Badai Matthew Masih Mengancam Amerika Bagian Timur

Rumah yang hancur diterjang badai matthew/ chicagotribune.com

AMERIKA – Banjir akibat badai matthew masih mengancam beberapa wilayah di Amerika Timur, dimana korban tewas di Karibia juga dilaporkan terus bertambah.

Haiti, negara yang paling parah mengalami kerusakan dan hampir 1.000 orang tewas karena hantaman badai ini, pada hari Selasa (11/10/2016) memasuki hari berkabung nasional yang ketiga.

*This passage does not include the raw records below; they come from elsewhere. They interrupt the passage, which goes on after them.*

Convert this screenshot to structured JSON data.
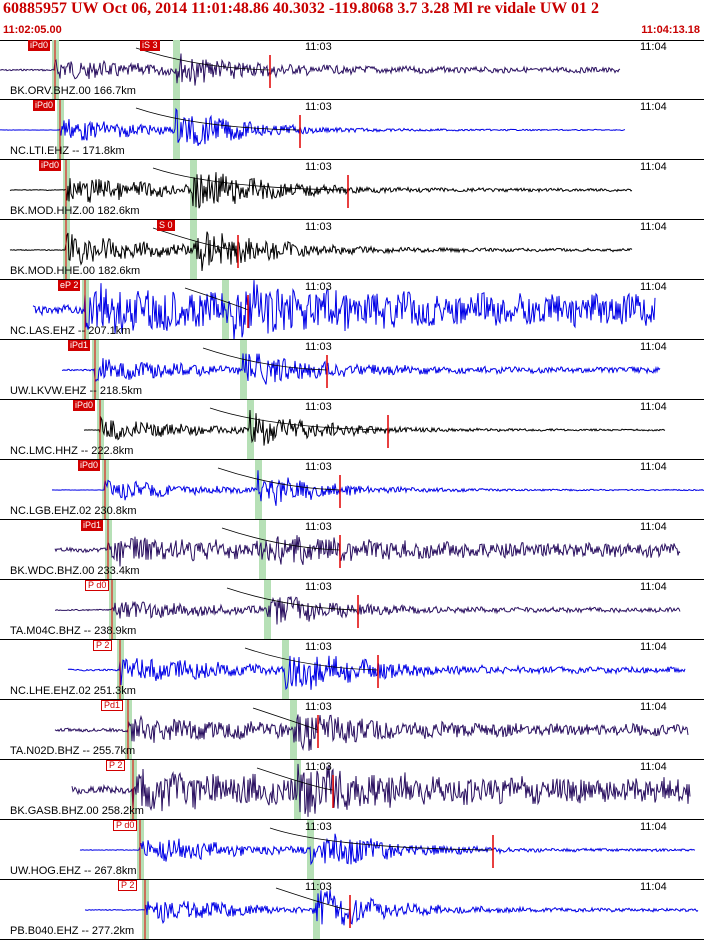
{
  "header": {
    "title": "60885957 UW Oct 06, 2014 11:01:48.86   40.3032 -119.8068  3.7 3.28 Ml re vidale UW 01   2",
    "start_time": "11:02:05.00",
    "end_time": "11:04:13.18"
  },
  "tick_labels": {
    "mid": "11:03",
    "end": "11:04"
  },
  "colors": {
    "blue": "#0000e6",
    "navy": "#2a1060",
    "black": "#000000",
    "red": "#e00000",
    "green_band": "#b6e0b6",
    "header_red": "#c80000"
  },
  "traces": [
    {
      "station": "BK.ORV.BHZ.00 166.7km",
      "pick": "iPd0",
      "pick2": "iS 3",
      "color": "navy",
      "amp": 0.55,
      "noise": 0.1
    },
    {
      "station": "NC.LTI.EHZ -- 171.8km",
      "pick": "iPd0",
      "pick2": "",
      "color": "blue",
      "amp": 0.75,
      "noise": 0.02
    },
    {
      "station": "BK.MOD.HHZ.00 182.6km",
      "pick": "iPd0",
      "pick2": "",
      "color": "black",
      "amp": 0.85,
      "noise": 0.05
    },
    {
      "station": "BK.MOD.HHE.00 182.6km",
      "pick": "",
      "pick2": "S 0",
      "color": "black",
      "amp": 0.9,
      "noise": 0.05
    },
    {
      "station": "NC.LAS.EHZ -- 207.1km",
      "pick": "eP 2",
      "pick2": "",
      "color": "blue",
      "amp": 0.9,
      "noise": 0.55
    },
    {
      "station": "UW.LKVW.EHZ -- 218.5km",
      "pick": "iPd1",
      "pick2": "",
      "color": "blue",
      "amp": 0.6,
      "noise": 0.1
    },
    {
      "station": "NC.LMC.HHZ -- 222.8km",
      "pick": "iPd0",
      "pick2": "",
      "color": "black",
      "amp": 0.7,
      "noise": 0.03
    },
    {
      "station": "NC.LGB.EHZ.02 230.8km",
      "pick": "iPd0",
      "pick2": "",
      "color": "blue",
      "amp": 0.65,
      "noise": 0.02
    },
    {
      "station": "BK.WDC.BHZ.00 233.4km",
      "pick": "iPd1",
      "pick2": "",
      "color": "navy",
      "amp": 0.55,
      "noise": 0.25
    },
    {
      "station": "TA.M04C.BHZ -- 238.9km",
      "pick": "P d0",
      "pick2": "",
      "color": "navy",
      "amp": 0.55,
      "noise": 0.08
    },
    {
      "station": "NC.LHE.EHZ.02 251.3km",
      "pick": "P 2",
      "pick2": "",
      "color": "blue",
      "amp": 0.8,
      "noise": 0.1
    },
    {
      "station": "TA.N02D.BHZ -- 255.7km",
      "pick": "Pd1",
      "pick2": "",
      "color": "navy",
      "amp": 0.6,
      "noise": 0.2
    },
    {
      "station": "BK.GASB.BHZ.00 258.2km",
      "pick": "P 2",
      "pick2": "",
      "color": "navy",
      "amp": 0.6,
      "noise": 0.45
    },
    {
      "station": "UW.HOG.EHZ -- 267.8km",
      "pick": "P d0",
      "pick2": "",
      "color": "blue",
      "amp": 0.85,
      "noise": 0.04
    },
    {
      "station": "PB.B040.EHZ -- 277.2km",
      "pick": "P 2",
      "pick2": "",
      "color": "blue",
      "amp": 0.75,
      "noise": 0.05
    }
  ]
}
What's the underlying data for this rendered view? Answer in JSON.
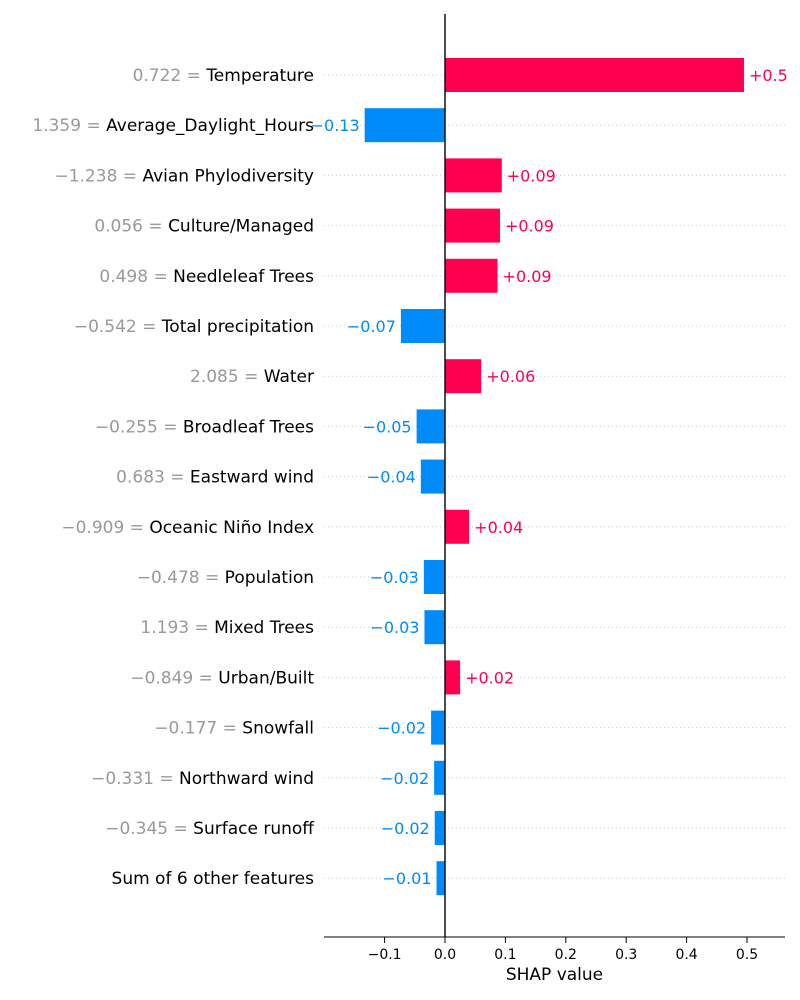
{
  "chart_data": {
    "type": "bar",
    "orientation": "horizontal",
    "xlabel": "SHAP value",
    "xlim": [
      -0.2,
      0.56
    ],
    "x_ticks": [
      -0.1,
      0.0,
      0.1,
      0.2,
      0.3,
      0.4,
      0.5
    ],
    "x_tick_labels": [
      "−0.1",
      "0.0",
      "0.1",
      "0.2",
      "0.3",
      "0.4",
      "0.5"
    ],
    "grid": "horizontal dotted",
    "colors": {
      "positive": "#ff0051",
      "negative": "#008bfb",
      "feature_value": "#999999"
    },
    "features": [
      {
        "value_text": "0.722 = ",
        "name": "Temperature",
        "shap": 0.495,
        "label": "+0.5"
      },
      {
        "value_text": "1.359 = ",
        "name": "Average_Daylight_Hours",
        "shap": -0.133,
        "label": "−0.13"
      },
      {
        "value_text": "−1.238 = ",
        "name": "Avian Phylodiversity",
        "shap": 0.094,
        "label": "+0.09"
      },
      {
        "value_text": "0.056 = ",
        "name": "Culture/Managed",
        "shap": 0.091,
        "label": "+0.09"
      },
      {
        "value_text": "0.498 = ",
        "name": "Needleleaf Trees",
        "shap": 0.087,
        "label": "+0.09"
      },
      {
        "value_text": "−0.542 = ",
        "name": "Total precipitation",
        "shap": -0.073,
        "label": "−0.07"
      },
      {
        "value_text": "2.085 = ",
        "name": "Water",
        "shap": 0.06,
        "label": "+0.06"
      },
      {
        "value_text": "−0.255 = ",
        "name": "Broadleaf Trees",
        "shap": -0.047,
        "label": "−0.05"
      },
      {
        "value_text": "0.683 = ",
        "name": "Eastward wind",
        "shap": -0.04,
        "label": "−0.04"
      },
      {
        "value_text": "−0.909 = ",
        "name": "Oceanic Niño Index",
        "shap": 0.04,
        "label": "+0.04"
      },
      {
        "value_text": "−0.478 = ",
        "name": "Population",
        "shap": -0.035,
        "label": "−0.03"
      },
      {
        "value_text": "1.193 = ",
        "name": "Mixed Trees",
        "shap": -0.034,
        "label": "−0.03"
      },
      {
        "value_text": "−0.849 = ",
        "name": "Urban/Built",
        "shap": 0.025,
        "label": "+0.02"
      },
      {
        "value_text": "−0.177 = ",
        "name": "Snowfall",
        "shap": -0.023,
        "label": "−0.02"
      },
      {
        "value_text": "−0.331 = ",
        "name": "Northward wind",
        "shap": -0.018,
        "label": "−0.02"
      },
      {
        "value_text": "−0.345 = ",
        "name": "Surface runoff",
        "shap": -0.017,
        "label": "−0.02"
      },
      {
        "value_text": "",
        "name": "Sum of 6 other features",
        "shap": -0.014,
        "label": "−0.01"
      }
    ]
  }
}
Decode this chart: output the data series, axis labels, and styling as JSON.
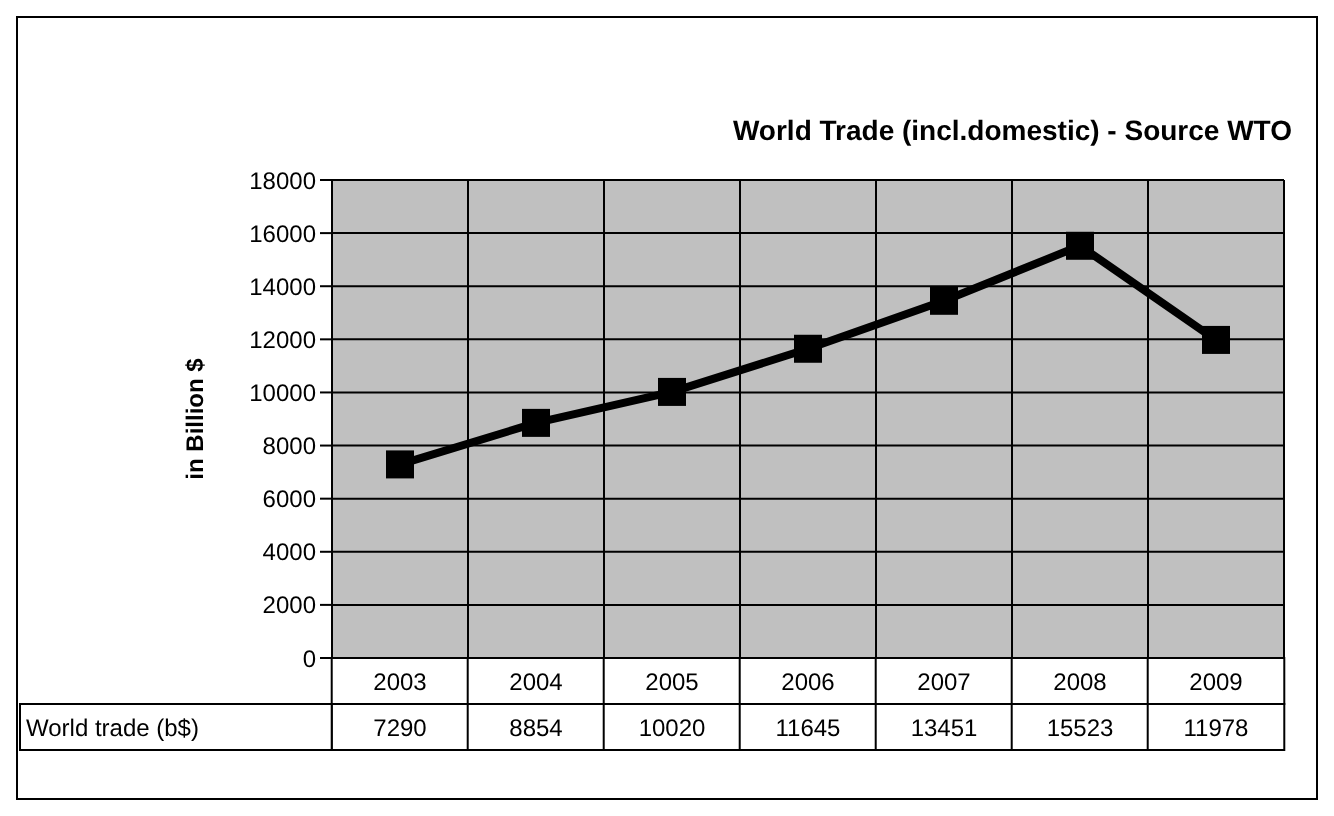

Ratusan ribu penduduk masih hidup tanpa listrik, dan situasi bisa tiba-tiba memburuk karena sungai- sungai meluap yang dapat menimbulkan banjir.

Sementara itu di North Carolina, Gubernur Pat McCrory mengatakan helikopter dan perahu penyelamat masih melakukan evakuasi dengan mengangkut penduduk ke tempat aman setelah tanggul bobol di dekat kota Lumberton, seperti dilansir VOA Indonesia, Rabu (12/10/2016).

“Jangan coba menerobos air banjir,” ujar Gubernur McCrory memberikan peringatan kepada para pengendara mobil North Carolina.

“Lebih dari 10 orang tewas karena melakukan itu. Kami tidak main-main dan tidak ingin menghadapi risiko untuk menyelamatkan orang yang mencoba menerobos banjir.” tegasnya.

Jawatan Cuaca Nasional mengungkapkan puluhan sungai dan pengukur aliran air masih menunjukkan keadaan banjir di Carolina dan Virginia, dan lima lokasi di North Carolina masih tinggi.

Presiden Barack Obama juga sudah memberlakukan keadaan darurat di North Carolina dan menyediakan dana untuk membantu penduduk yang terkena akibat badai dan banjir itu di 10 kabupaten di sana.

Badai Matthew, yang mereda setelah meninggalkan pantai Atlantik, adalah badai yang paling kuat yang menerpa pesisir timur Amerika Serikat dalam hampir satu dekade.